Bakırköy denilince çoklarının aklına ilk çağrışımda … Bakırköy Ruh ve Sinir Hastalıkları hastanesi gelir… Ama Bakırköy öyle değildir Kenan Pars’tan, Tarık Akan’a kadar beyazperdemize damgasını vuran çok sanatçıyı yetiştirmiş modern bir ilçemizdir…
Ben zaman zaman giderim Bakırköy’e…. Bazende akıl hastanesine oradaki toplum tarafından “Deli” damgası vurulmuş, örselenmiş o insanları… İnsan oldukları için ziyaret ederim. İşte günlerden hangisiydi bilemiyorum yine gitmiş, Rodin’in ünlü Düşünen Adam heykelinin önünde park kanepesinde otururken aklıma uzun yıllar önce bu hastanede yatmış R.G.Ö adlı hastanın şiiri geldi;
“Bakırköy’den gidiyorum, yolcuyum artık!
Şu benim (pijamalar)ı dür yavaş yavaş!
Doktor bey! bitti bak benim de cezâm!
Taburcu kâğıdı mı ver yavaş yavaş!”
(Bakırköy Ruh ve Sinir hastalıkları hastanesi 24/A servisinden R.G.Ö”

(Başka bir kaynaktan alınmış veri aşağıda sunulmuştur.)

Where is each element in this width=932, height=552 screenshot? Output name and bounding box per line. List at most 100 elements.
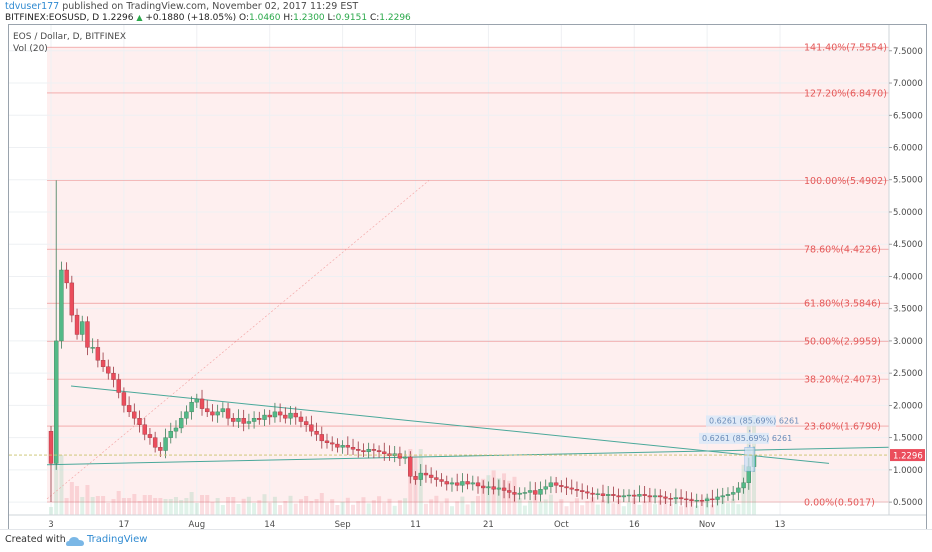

Gerçek olan şu ki uzmanlar hepimize psikolojik test uygulasalar, hepimizde birşeyler çıkar aslında sendeki akıl, uçuk isteklerini sınırladığı için deliremiyorsun da….”Ha delirdim, ha deliriyorum” demekle olmuyor bu. O duruma gelen gider belki de tenhalarda halay çeker kim bilir? Hem bu pahalılıkta, sistem desen ona keza, onu bunu düşünüp yarı akıllı geçinmektense sal gitsin!
Hem hangi dine mensup olursan ol, onların hiç biri delirmeye ilahi bir ceza olarak bakmıyor. Zaten ortaçağda tanrının yerini akıl ve mantık alıp yayılınca, delilik itibarını kaybetti gibi bir şey.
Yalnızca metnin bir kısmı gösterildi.